Other transcription(s)
- • Chinese: 海峡景
- • Pinyin: Hǎixiá jǐng
- • Malay: Pemandangan Selat
- • Tamil: ஸ்ட்ரெய்ட்ஸ் காண்க
- Location in Central Region
- Straits View Location within Singapore
- Coordinates: 1°16′43″N 103°51′02″E﻿ / ﻿1.2787°N 103.8506°E
- Country: Singapore
- Region: Central

Government
- • Mayors: ----

Area
- • Total: 0.77 km^{2} (0.30 sq mi)
- • Rank: 55 out of 55

Population (2024)
- • Total: 0
- • Density: 0.0/km^{2} (0.0/sq mi)

Ethnic groups

= Straits View =

Straits View is a planning area located in the Central Area of the Central Region of Singapore. The area is currently relatively undeveloped, with fewer commercial developments compared to the adjacent Downtown Core.

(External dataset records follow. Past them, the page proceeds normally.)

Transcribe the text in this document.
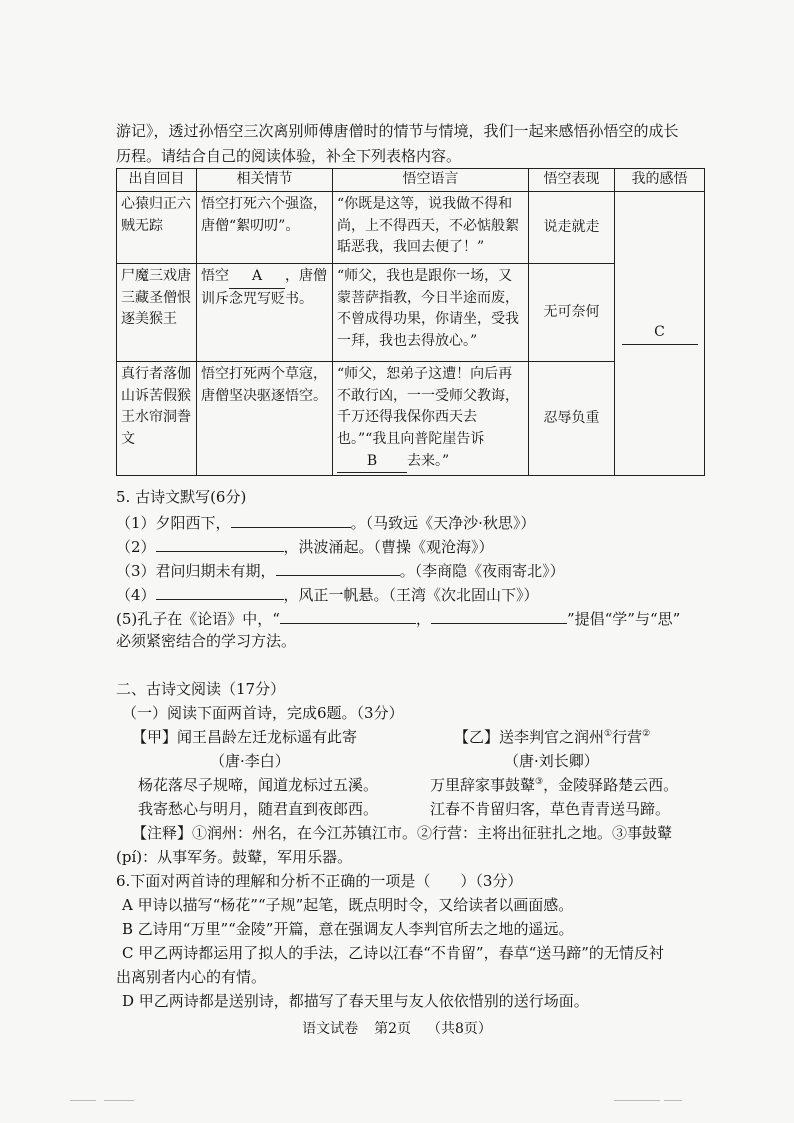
游记》，透过孙悟空三次离别师傅唐僧时的情节与情境，我们一起来感悟孙悟空的成长
历程。请结合自己的阅读体验，补全下列表格内容。
出自回目	相关情节	悟空语言	悟空表现	我的感悟
心猿归正六贼无踪	悟空打死六个强盗，唐僧“絮叨叨”。	“你既是这等，说我做不得和尚，上不得西天，不必惦般絮聒恶我，我回去便了！”	说走就走	C
尸魔三戏唐三藏圣僧恨逐美猴王	悟空 A ，唐僧训斥念咒写贬书。	“师父，我也是跟你一场，又蒙菩萨指教，今日半途而废，不曾成得功果，你请坐，受我一拜，我也去得放心。”	无可奈何	
真行者落伽山诉苦假猴王水帘洞誊文	悟空打死两个草寇，唐僧坚决驱逐悟空。	“师父，恕弟子这遭！向后再不敢行凶，一一受师父教诲，千万还得我保你西天去也。”“我且向普陀崖告诉B 去来。”	忍辱负重	
5. 古诗文默写(6分)
（1）夕阳西下，	。（马致远《天净沙·秋思》）
（2）	，洪波涌起。（曹操《观沧海》）
（3）君问归期未有期，	。（李商隐《夜雨寄北》）
（4）	，风正一帆悬。（王湾《次北固山下》）
(5)孔子在《论语》中，“	，	”提倡“学”与“思”
必须紧密结合的学习方法。
二、古诗文阅读（17分）
（一）阅读下面两首诗，完成6题。（3分）
【甲】闻王昌龄左迁龙标遥有此寄
（唐·李白）
杨花落尽子规啼，闻道龙标过五溪。
我寄愁心与明月，随君直到夜郎西。
【乙】送李判官之润州①行营②
（唐·刘长卿）
万里辞家事鼓鼙③，金陵驿路楚云西。
江春不肯留归客，草色青青送马蹄。
【注释】①润州：州名，在今江苏镇江市。②行营：主将出征驻扎之地。③事鼓鼙
(pí)：从事军务。鼓鼙，军用乐器。
6.下面对两首诗的理解和分析不正确的一项是（　　）（3分）
A 甲诗以描写“杨花”“子规”起笔，既点明时令，又给读者以画面感。
B 乙诗用“万里”“金陵”开篇，意在强调友人李判官所去之地的遥远。
C 甲乙两诗都运用了拟人的手法，乙诗以江春“不肯留”，春草“送马蹄”的无情反衬
出离别者内心的有情。
D 甲乙两诗都是送别诗，都描写了春天里与友人依依惜别的送行场面。
语文试卷 第2页 （共8页）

Straits View planning area is bounded by Marina South to the north, the Downtown Core to the northwest and west, and the Singapore Strait to the south.

== History ==
Straits View, along with adjacent planning areas, were created in the 1980s as part of the 660-hectare 'Marina City' land reclamation project undertaken by the government to expand the Central Business District. While its adjacent areas have been considerably developed, Straits View remains relatively undeveloped and no long term plans have been announced by the government as of yet besides existing developments.

In 2006, the Marina South Pier opened, which was built to replace the former Clifford Pier at Collyer Quay. The pier provides ferry services to Southern Islands such as Kusu Island and Saint John's Island.

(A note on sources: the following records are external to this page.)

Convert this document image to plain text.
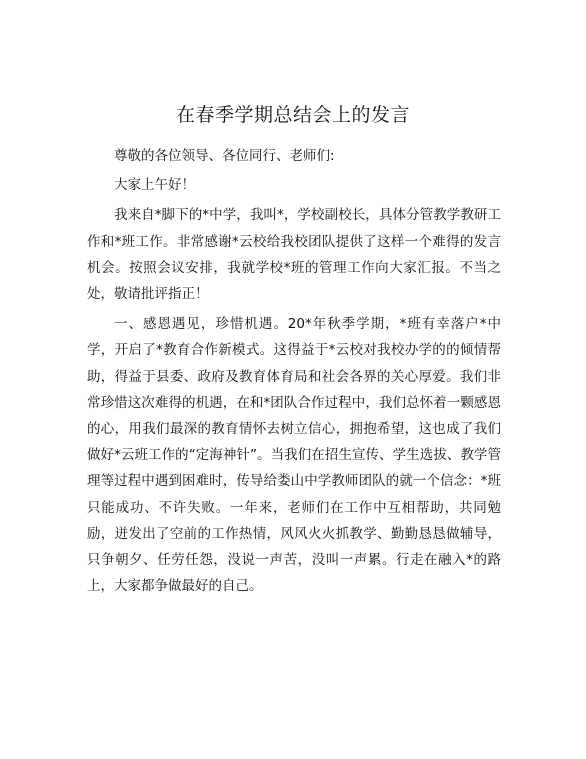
在春季学期总结会上的发言

尊敬的各位领导、各位同行、老师们:

大家上午好！

我来自*脚下的*中学，我叫*，学校副校长，具体分管教学教研工作和*班工作。非常感谢*云校给我校团队提供了这样一个难得的发言机会。按照会议安排，我就学校*班的管理工作向大家汇报。不当之处，敬请批评指正！

一、感恩遇见，珍惜机遇。20*年秋季学期，*班有幸落户*中学，开启了*教育合作新模式。这得益于*云校对我校办学的的倾情帮助，得益于县委、政府及教育体育局和社会各界的关心厚爱。我们非常珍惜这次难得的机遇，在和*团队合作过程中，我们总怀着一颗感恩的心，用我们最深的教育情怀去树立信心，拥抱希望，这也成了我们做好*云班工作的“定海神针”。当我们在招生宣传、学生选拔、教学管理等过程中遇到困难时，传导给娄山中学教师团队的就一个信念：*班只能成功、不许失败。一年来，老师们在工作中互相帮助，共同勉励，迸发出了空前的工作热情，风风火火抓教学、勤勤恳恳做辅导，只争朝夕、任劳任怨，没说一声苦，没叫一声累。行走在融入*的路上，大家都争做最好的自己。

In 2012, the Marina Bay Cruise Centre opened, located about 500 metres from the Marina South Pier.

== Transportation ==
The first Mass Rapid Transit station to open in Straits View is Marina South Pier station on the North South line, which started operations in 2014 as part of the NSL extension. Marina South Pier station replaced Marina Bay station as the southern terminus of the NSL. The station serves the namesake Marina South Pier as well as the adjacent cruise centre. Marina South MRT station on the Thomson-East Coast line was initially scheduled to open alongside other TEL3 stations, but it currently remains non-operational due to the lack of developments in Straits View but will open in tandem with future developments in the area.

Owing to the lack of developments, Straits View is served by a single bus service, 400, operated by SBS Transit. Service 400 provides connections between Marina South Pier or Marina Bay Cruise Centre with nearby MRT stations such as Gardens by the Bay (forward direction only), Downtown, Shenton Way (return direction only) and Tanjong Pagar.